Automotive giant Nissan has launched a “groundbreaking” vehicle-to-grid project alongside a new battery storage system which it says will power the firm’s UK offices by 2017.
At a press event this afternoon dubbed ‘Nissan Futures’ the firm revealed that 100 private and fleet owners of Nissan LEAF and e-NV200 electric van vehicles would be selected to participate in the trial which would enable owners to sell spare electricity in their vehicle’s battery back to the national grid.
The trial, which will be a first for the UK, will see 100 ‘V2G’ units installed at locations agreed upon between Nissan, the vehicle owner and international energy firm Enel, which will be co-managing the pilot and providing its charging technology.
Paul Willcox, chairman at Nissan Europe, said that the “landmark” trial represented a “significant step forward in renewable energy management” and promised to help “shape the future of industries, cities and societies”.
“Smart energy management is one of the biggest challenges any nation faces for the future which is why this trial is so critical in assessing the feasibility of using variable, more flexible energy sources.
“This is the first time this has ever been done in the UK and by enabling customers to sell energy back to the grid, we’re providing a financial incentive to choose the sustainable option,” he added.
Meanwhile Nissan also revealed plans to sell used LEAF battery units as a new residential battery storage system, designed to be the most affordable in the UK market.
The ‘xStorage’ solution will be available for pre-order from September this year and comprises a 4.2kWh battery. The system will have a starting price of around £3,200 and Nissan has claimed could return benefits of around £600 each year.
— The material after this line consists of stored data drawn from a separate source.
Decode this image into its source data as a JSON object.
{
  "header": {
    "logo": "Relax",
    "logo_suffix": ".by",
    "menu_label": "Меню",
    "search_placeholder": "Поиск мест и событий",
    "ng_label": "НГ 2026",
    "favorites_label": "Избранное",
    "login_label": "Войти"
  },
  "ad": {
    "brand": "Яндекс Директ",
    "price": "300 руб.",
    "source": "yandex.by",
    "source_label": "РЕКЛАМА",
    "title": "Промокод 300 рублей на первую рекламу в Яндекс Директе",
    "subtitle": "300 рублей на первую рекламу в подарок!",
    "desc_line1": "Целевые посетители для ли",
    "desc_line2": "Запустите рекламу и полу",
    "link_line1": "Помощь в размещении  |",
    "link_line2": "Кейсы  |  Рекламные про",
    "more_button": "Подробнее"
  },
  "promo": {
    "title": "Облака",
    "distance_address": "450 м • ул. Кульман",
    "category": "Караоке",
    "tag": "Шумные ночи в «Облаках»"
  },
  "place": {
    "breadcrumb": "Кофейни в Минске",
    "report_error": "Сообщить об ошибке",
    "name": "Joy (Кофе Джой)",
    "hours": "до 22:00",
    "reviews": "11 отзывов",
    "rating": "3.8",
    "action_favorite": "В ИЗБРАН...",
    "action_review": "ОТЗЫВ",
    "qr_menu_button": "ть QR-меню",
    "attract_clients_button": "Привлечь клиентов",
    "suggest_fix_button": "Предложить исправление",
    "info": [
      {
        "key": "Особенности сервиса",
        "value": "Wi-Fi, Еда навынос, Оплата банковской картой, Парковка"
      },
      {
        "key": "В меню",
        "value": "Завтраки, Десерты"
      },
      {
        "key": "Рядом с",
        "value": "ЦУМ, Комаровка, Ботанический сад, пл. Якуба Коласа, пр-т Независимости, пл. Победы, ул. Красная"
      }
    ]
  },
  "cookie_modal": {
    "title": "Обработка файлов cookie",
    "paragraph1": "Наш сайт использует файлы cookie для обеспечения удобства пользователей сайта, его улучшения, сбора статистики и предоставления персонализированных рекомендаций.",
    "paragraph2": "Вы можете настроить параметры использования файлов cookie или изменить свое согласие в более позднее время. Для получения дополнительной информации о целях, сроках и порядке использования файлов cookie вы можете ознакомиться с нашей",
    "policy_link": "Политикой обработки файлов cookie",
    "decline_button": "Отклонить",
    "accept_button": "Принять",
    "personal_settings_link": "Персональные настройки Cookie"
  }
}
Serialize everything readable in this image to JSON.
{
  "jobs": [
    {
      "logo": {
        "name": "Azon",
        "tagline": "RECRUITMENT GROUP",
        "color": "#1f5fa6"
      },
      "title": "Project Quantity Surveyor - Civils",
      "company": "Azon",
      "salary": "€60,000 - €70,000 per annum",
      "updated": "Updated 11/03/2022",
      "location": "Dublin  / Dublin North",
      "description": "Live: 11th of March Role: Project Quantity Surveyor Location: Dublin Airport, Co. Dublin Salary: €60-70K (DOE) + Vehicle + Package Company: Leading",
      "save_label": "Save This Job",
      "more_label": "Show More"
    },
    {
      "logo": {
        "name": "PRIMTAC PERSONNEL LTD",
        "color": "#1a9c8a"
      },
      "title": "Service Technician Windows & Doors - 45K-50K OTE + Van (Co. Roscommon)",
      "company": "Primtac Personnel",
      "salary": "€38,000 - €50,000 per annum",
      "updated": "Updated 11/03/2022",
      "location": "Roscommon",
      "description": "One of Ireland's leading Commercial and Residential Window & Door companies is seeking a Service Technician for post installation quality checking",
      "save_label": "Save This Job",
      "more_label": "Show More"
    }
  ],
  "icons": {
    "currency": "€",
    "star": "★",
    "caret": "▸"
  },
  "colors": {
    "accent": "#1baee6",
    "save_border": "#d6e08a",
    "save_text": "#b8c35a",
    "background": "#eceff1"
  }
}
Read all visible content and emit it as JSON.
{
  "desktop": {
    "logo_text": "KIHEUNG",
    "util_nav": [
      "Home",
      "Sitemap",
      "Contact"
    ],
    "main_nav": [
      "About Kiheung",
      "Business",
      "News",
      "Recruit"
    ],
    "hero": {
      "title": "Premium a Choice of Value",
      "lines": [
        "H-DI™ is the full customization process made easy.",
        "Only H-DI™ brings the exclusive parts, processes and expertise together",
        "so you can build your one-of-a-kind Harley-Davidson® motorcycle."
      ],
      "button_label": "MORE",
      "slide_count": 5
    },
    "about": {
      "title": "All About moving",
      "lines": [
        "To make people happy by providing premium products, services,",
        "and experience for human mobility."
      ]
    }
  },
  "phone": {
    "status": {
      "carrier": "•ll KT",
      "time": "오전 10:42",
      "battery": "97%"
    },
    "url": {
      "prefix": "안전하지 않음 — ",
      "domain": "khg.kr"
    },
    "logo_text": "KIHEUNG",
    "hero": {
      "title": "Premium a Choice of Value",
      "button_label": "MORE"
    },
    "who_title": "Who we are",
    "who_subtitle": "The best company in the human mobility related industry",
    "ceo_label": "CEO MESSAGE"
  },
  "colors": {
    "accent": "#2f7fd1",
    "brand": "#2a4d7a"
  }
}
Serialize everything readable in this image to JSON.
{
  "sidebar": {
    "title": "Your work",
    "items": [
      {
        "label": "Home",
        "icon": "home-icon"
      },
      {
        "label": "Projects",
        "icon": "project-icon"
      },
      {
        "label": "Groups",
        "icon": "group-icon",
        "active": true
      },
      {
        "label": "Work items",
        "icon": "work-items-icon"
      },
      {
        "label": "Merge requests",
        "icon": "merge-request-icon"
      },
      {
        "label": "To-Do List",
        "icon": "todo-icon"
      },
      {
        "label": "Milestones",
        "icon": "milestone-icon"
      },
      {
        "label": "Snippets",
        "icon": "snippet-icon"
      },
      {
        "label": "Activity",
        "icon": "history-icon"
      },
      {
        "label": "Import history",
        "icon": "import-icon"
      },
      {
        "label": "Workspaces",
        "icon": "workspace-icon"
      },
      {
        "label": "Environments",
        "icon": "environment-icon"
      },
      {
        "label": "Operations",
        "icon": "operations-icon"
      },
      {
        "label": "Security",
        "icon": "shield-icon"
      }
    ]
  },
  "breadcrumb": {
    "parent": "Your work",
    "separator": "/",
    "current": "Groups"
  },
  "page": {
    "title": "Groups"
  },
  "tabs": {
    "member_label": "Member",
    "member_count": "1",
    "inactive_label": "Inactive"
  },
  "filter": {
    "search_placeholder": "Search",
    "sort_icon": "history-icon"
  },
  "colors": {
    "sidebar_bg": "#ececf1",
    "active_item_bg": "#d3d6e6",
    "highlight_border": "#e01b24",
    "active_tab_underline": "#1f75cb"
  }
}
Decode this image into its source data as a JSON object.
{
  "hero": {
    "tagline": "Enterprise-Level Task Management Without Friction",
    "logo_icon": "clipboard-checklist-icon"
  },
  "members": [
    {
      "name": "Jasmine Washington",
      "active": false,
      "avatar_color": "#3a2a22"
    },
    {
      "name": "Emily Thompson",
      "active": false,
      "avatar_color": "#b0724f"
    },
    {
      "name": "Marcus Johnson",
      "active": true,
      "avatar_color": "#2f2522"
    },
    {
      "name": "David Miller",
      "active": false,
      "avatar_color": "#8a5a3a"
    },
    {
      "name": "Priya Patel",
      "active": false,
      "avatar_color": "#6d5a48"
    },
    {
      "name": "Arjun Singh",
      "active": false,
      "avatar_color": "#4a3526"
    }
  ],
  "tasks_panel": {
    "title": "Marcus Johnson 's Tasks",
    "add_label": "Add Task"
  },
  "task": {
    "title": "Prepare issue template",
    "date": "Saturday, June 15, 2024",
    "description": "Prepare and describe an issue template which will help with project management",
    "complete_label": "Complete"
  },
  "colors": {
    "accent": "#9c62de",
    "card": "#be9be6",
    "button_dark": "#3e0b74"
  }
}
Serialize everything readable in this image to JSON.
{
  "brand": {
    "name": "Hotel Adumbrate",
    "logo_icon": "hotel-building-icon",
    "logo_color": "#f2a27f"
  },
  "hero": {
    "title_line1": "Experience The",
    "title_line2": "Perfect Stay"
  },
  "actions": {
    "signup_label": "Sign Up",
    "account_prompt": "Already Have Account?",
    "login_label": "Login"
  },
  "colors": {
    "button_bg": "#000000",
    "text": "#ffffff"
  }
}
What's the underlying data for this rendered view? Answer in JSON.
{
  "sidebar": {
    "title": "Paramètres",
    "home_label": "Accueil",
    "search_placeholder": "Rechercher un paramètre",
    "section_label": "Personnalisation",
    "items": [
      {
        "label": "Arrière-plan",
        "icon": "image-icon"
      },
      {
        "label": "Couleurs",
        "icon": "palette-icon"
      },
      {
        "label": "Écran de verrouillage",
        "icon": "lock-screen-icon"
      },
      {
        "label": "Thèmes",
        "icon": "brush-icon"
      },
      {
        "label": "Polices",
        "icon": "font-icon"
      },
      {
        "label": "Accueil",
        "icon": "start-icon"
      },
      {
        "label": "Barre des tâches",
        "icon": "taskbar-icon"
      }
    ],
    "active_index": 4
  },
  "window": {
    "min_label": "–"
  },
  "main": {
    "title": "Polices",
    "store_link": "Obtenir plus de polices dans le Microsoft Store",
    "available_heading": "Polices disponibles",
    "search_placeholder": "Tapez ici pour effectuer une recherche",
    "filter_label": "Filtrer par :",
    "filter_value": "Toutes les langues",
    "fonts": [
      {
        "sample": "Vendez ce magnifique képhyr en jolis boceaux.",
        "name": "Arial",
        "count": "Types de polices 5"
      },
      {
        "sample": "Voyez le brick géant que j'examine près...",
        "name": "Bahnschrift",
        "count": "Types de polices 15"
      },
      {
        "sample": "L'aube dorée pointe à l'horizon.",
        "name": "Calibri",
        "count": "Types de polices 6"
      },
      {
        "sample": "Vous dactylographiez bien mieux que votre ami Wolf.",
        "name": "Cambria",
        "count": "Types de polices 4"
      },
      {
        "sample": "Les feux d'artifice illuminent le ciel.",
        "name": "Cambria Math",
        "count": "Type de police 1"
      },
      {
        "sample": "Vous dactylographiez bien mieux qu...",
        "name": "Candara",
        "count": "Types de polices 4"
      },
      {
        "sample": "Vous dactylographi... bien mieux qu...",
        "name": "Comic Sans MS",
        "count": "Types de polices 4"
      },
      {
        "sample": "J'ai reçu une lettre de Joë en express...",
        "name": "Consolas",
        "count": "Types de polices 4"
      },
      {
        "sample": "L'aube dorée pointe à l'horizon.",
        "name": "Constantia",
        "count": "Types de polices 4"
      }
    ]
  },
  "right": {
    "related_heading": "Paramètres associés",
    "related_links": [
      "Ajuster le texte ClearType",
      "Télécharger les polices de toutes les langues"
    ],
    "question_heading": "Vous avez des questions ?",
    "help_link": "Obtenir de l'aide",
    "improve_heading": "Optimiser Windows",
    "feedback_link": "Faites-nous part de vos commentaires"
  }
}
Nissan worked with energy technology firm Eaton to develop the product and expects to power its UK offices with xStorage systems by the end of 2017.
Late last year Nissan formed a technology partnership with Eaton to promote an ‘energy storage control centre’ developed by the latter using second-hand Nissan LEAF batteries at its research facility in Switzerland, and this project appears to be a progression from that original agreement.
“We want to make energy storage exciting and affordable to everyone, not least because it delivers real consumer benefits whilst ensuring smarter and more sustainable energy management for the grid,” Willcox added.